- Japanese movie poster
- 土砂降り
- Directed by: Noboru Nakamura
- Screenplay by: Toshio Shiina; Noboru Nakamura;
- Based on: Doshaburi by Hideji Hōjō
- Produced by: Ryotarō Kuwata
- Starring: Keiji Sada; Mariko Okada;
- Cinematography: Hiroyuki Nagaoka
- Edited by: Yoshiyasu Hamamura
- Music by: Toru Takemitsu
- Production company: Shochiku
- Distributed by: Shochiku
- Release date: 11 June 1957 (Japan);
- Running time: 105 minutes
- Country: Japan
- Language: Japanese

= Doshaburi (film) =

1957 Japanese film

Doshaburi (土砂降り, Doshaburi), known in English as When It Rains, It Pours or Cloudburst, is a 1957 Japanese drama film directed by Noboru Nakamura.

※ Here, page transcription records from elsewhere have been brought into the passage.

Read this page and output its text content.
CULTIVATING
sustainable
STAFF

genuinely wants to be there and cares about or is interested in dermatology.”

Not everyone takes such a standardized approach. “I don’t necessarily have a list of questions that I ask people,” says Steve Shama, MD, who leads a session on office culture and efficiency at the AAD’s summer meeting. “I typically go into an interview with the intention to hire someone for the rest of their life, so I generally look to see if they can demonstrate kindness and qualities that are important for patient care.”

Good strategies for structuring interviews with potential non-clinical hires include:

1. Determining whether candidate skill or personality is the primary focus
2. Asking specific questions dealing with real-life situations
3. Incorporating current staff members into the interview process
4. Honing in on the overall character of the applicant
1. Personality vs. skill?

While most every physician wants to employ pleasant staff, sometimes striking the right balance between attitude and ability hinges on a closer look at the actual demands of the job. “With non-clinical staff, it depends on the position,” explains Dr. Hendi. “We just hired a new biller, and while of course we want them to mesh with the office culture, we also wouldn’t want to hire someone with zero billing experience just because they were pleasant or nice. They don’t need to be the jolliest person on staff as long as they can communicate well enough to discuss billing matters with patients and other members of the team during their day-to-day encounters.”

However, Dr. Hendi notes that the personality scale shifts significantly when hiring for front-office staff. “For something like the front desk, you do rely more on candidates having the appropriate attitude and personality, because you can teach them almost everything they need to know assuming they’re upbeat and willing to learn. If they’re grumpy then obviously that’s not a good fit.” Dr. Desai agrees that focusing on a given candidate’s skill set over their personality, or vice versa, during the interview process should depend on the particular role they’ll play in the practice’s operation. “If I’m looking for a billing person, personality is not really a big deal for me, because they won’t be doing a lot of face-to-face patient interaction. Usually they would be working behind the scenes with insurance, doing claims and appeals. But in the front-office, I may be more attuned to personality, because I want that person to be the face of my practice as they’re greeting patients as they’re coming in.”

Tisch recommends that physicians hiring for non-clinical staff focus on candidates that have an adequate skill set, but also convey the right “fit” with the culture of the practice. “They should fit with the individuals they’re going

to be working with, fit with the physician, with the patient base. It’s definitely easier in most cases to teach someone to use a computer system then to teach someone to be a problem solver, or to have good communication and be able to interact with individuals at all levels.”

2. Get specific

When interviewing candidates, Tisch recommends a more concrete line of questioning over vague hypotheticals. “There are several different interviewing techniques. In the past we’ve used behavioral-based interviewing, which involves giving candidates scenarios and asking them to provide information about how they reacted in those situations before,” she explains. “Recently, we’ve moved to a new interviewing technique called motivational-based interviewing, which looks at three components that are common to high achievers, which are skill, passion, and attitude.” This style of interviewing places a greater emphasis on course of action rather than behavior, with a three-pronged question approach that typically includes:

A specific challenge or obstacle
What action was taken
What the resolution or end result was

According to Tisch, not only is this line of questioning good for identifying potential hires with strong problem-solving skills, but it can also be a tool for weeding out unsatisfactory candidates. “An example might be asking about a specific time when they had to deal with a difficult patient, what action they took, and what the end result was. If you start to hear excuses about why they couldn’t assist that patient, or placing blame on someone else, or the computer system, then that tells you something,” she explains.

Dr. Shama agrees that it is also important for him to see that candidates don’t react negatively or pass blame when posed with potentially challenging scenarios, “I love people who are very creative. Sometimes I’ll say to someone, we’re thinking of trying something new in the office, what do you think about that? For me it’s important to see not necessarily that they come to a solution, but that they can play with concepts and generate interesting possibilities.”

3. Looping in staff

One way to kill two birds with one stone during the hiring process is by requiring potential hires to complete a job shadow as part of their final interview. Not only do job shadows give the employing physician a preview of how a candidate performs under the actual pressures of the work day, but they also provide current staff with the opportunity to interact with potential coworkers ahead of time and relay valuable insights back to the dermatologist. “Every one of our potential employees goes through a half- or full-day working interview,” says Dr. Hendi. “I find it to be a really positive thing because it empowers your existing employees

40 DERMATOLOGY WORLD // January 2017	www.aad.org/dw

It is based on the play of the same name by Hideji Hōjō.

==Cast==
- Keiji Sada as Kazuo Sudo
- Mariko Okada as Matsuko
- Miyuki Kuwano as Umeyo
- Sadako Sawamura as Tane
- Sō Yamamura as Kazuyoshi Okubo

==Legacy==
Doshaburi was screened in the Forum section of the 2014 Berlin International Film Festival and at the Museum of Modern Art as part of its 2022 retrospective on films by the Shochiku studio.